En dépit de ce que suggère son titre en anglais, Blue Tango a été écrit directement en français par la romancière québécoise Simone Piuze et fait suite à son excellent roman La femme-homme (David, 2006). Le narrateur, Jean Courtemanche, séducteur aguerri dans la cinquantaine avancée, rencontre par hasard une jeune femme, Claudine Saint-Amant. Elle possède une toile ayant appartenu à la peintre Martha Lupien, autrefois surnommée « la femme-homme », disparue mystérieusement 40 ans plus tôt, le 16 avril 1966, à Rawdon. Ce souvenir amoureux et cette toile de Martha Lupien servent de point de départ à cet autre récit initiatique, cet autre roman queer, comme l’était déjà à sa manière La femme-homme. Comment cette toile considérée comme perdue et hautement symbolique pouvait-elle se retrouver accrochée au mur de l’appartement de cette jeune personne rencontrée par hasard ? Mais déjà, j’en ai trop écrit sur une intrigue riche en rebondissements, par moments digne d’un thriller ou d’un roman policier, mais sans une surabondance de personnages de policiers.
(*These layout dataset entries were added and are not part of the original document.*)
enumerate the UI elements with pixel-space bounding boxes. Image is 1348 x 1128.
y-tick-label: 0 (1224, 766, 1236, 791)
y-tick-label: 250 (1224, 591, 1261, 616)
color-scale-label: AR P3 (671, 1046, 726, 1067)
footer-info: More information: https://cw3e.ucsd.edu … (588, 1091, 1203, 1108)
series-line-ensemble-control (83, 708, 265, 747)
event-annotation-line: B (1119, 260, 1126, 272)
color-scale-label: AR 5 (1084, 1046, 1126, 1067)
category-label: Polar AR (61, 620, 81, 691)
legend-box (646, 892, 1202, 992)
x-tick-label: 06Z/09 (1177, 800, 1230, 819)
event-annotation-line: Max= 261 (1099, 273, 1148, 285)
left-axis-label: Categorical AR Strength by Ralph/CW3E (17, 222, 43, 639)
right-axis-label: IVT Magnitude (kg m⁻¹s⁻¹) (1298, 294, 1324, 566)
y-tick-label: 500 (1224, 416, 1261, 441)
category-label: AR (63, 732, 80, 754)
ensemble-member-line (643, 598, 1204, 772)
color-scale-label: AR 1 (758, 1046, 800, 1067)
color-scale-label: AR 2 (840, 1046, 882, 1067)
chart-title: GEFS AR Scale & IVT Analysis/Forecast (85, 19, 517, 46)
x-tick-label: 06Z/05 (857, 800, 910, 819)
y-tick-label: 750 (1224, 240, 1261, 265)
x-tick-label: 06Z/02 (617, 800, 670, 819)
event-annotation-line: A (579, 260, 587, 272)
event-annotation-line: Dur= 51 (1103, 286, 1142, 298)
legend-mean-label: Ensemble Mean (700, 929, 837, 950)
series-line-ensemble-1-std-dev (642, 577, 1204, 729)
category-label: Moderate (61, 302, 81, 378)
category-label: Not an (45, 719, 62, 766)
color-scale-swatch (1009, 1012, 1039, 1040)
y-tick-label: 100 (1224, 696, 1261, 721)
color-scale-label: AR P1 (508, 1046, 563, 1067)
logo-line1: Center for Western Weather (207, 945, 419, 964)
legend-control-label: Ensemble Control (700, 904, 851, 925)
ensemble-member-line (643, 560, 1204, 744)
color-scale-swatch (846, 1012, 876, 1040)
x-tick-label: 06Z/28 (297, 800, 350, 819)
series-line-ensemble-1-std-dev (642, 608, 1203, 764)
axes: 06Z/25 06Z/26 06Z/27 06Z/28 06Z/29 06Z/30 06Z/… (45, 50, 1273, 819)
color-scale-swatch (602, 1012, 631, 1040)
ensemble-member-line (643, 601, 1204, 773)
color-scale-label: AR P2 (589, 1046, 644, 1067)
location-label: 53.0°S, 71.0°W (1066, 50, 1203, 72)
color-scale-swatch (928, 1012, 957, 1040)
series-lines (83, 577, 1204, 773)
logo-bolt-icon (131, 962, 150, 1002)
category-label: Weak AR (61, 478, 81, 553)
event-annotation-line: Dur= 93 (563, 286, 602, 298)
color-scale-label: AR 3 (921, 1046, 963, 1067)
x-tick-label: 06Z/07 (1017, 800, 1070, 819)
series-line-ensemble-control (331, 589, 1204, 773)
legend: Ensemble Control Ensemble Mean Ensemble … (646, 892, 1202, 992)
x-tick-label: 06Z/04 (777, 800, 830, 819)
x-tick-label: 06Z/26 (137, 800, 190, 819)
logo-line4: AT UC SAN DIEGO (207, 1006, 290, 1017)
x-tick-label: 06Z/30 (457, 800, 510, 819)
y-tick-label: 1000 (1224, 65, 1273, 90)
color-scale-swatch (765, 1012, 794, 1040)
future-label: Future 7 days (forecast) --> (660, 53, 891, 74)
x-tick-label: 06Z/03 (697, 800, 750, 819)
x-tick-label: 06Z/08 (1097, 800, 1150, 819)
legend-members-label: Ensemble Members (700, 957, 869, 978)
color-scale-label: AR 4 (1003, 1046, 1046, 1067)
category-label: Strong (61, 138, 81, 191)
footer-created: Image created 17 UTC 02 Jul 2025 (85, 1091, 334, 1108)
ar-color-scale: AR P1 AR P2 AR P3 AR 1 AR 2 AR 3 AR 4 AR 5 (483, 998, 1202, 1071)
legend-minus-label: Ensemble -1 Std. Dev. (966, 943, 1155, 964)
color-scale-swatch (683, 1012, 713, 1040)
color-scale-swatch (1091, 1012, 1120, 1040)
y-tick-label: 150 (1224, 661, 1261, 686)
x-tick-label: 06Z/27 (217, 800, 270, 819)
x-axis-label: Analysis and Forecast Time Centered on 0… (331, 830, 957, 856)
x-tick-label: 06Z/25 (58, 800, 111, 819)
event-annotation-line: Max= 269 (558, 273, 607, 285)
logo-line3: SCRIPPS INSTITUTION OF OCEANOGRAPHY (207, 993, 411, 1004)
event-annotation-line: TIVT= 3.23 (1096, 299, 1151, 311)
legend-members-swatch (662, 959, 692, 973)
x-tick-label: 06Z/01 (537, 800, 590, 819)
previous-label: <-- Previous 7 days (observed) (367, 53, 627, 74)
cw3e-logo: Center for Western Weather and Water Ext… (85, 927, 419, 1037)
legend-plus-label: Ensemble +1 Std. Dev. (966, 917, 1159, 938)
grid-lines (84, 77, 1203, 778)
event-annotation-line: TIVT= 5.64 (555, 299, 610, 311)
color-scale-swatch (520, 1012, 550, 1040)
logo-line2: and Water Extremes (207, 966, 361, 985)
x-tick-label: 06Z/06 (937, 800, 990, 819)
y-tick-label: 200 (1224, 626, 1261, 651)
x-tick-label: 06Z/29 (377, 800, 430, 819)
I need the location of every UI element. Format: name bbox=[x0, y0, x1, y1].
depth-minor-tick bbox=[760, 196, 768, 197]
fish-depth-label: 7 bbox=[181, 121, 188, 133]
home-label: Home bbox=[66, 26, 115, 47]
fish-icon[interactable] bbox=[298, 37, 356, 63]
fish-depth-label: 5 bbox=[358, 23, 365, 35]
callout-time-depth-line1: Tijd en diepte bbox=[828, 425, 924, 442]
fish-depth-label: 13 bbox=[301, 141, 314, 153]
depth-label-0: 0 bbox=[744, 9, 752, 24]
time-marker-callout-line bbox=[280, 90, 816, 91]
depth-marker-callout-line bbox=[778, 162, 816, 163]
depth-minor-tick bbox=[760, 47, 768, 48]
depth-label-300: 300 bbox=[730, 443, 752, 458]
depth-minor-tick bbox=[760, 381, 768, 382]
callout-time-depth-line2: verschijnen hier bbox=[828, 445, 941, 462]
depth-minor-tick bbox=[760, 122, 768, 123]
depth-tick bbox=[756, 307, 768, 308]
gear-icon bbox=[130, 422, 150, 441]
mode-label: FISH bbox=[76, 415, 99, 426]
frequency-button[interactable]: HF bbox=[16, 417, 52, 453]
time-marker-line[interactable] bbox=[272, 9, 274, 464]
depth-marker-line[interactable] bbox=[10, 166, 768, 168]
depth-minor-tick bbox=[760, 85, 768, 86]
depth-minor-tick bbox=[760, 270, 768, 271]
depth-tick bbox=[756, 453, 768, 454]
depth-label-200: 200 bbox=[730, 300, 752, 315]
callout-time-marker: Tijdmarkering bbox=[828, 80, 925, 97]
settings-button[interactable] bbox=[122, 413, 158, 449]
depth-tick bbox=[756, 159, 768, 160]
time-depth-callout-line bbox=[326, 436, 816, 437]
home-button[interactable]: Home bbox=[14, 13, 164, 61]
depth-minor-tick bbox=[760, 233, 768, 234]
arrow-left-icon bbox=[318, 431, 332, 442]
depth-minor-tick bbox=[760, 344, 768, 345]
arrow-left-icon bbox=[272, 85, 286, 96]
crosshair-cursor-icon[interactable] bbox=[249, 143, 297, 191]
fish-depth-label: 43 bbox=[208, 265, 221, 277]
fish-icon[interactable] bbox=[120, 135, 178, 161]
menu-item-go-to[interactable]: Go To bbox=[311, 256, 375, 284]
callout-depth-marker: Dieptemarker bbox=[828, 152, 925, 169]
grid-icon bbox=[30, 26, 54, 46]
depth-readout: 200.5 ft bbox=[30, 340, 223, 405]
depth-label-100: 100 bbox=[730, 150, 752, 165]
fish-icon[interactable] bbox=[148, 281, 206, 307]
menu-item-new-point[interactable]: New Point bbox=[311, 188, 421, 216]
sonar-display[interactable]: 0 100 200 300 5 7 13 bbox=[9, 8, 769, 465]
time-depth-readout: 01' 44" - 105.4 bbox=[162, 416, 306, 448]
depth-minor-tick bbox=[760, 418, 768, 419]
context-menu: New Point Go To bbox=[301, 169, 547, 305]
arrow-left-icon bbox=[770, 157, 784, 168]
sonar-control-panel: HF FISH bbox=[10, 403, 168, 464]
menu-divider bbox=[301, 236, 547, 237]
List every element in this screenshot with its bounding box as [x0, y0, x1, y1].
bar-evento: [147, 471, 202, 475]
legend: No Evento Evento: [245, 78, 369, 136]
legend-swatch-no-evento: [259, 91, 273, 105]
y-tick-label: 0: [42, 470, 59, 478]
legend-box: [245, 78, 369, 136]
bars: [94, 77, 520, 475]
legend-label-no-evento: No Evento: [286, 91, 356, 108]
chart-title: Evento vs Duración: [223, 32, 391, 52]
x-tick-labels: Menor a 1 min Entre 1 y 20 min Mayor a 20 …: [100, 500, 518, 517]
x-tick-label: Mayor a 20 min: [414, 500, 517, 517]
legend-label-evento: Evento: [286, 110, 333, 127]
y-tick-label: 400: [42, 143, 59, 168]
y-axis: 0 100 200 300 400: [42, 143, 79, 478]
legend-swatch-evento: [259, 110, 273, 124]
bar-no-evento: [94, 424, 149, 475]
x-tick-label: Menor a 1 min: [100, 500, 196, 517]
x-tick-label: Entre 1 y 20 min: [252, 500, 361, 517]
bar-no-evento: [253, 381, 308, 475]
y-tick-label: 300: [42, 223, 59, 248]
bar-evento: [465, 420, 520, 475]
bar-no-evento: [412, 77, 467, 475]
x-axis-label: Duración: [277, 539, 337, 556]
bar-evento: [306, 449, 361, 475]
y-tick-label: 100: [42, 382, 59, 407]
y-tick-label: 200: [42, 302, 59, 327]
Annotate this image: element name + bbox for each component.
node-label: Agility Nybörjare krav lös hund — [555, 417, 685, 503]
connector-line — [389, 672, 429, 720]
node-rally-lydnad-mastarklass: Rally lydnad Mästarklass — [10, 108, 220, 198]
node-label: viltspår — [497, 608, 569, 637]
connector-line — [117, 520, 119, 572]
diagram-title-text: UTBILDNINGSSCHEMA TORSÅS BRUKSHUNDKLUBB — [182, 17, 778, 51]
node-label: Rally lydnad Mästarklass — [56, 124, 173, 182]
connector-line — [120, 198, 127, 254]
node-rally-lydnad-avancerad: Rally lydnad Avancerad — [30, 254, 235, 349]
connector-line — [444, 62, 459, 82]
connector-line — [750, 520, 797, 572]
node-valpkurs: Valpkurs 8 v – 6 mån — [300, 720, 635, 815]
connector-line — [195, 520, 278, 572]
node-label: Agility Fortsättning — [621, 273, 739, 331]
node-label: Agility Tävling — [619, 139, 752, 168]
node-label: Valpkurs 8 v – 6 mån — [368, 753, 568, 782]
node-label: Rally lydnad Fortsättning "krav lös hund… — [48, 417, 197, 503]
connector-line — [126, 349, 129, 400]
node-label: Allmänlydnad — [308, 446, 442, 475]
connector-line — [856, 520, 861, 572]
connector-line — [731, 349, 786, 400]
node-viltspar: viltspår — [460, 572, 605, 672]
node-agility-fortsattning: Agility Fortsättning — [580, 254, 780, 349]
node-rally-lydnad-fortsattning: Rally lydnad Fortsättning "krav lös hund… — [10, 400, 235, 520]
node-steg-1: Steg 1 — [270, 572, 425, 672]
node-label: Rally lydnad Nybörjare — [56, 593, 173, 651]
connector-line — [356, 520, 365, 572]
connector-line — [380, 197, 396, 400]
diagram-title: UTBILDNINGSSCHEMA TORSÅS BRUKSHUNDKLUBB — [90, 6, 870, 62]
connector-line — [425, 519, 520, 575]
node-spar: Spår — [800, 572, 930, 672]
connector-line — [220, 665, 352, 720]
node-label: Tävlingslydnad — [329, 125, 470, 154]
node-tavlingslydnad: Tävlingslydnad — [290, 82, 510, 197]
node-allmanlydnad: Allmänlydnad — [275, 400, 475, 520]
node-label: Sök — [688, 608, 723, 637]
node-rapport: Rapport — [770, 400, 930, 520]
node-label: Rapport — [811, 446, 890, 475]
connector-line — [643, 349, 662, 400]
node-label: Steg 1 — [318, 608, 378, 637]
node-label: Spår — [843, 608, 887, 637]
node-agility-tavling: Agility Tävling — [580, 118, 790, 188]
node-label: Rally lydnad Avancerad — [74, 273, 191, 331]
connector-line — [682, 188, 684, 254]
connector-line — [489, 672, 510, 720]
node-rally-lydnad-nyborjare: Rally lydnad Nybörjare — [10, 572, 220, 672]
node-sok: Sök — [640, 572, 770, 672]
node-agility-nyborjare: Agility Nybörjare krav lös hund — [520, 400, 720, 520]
Dans ce cinquième roman « pour adultes seulement », le style de Simone Piuze est différent : l’atmosphère onirique qui caractérisait La femme-homme a fait place à une plus grande volonté de réalisme, même si le texte reste souvent à fleur de peau, tout comme les personnages masculins qu’elle met habilement en scène : « Ce soir-là, allongé sur la moquette du salon, je mesurai la vacuité de mon existence », explique le narrateur. L’écriture de Simone Piuze paraît parfois moins personnelle et peut-être plus conventionnelle, beaucoup plus sensuelle, mais aussi plus cinématographique. Il aurait été difficile de surpasser La femme-homme, qui ressemblait à un récit sous forme de rêve éveillé, mais Blue Tango prolonge le roman précédent et contient de ce fait un double dénouement. Enquête, voyage intérieur, roman psychologique ou bilan provisoire d’un quinquagénaire en pleine crise existentielle ? La romancière explore particulièrement les sentiments troubles et la sensibilité de ses personnages masculins en quête d’une identité, d’un passé, d’une impossible figure paternelle dont Jean Courtemanche devra faire son deuil lors de son séjour à New York.
Il ne serait pas étonnant de voir adapter ces deux romans au cinéma.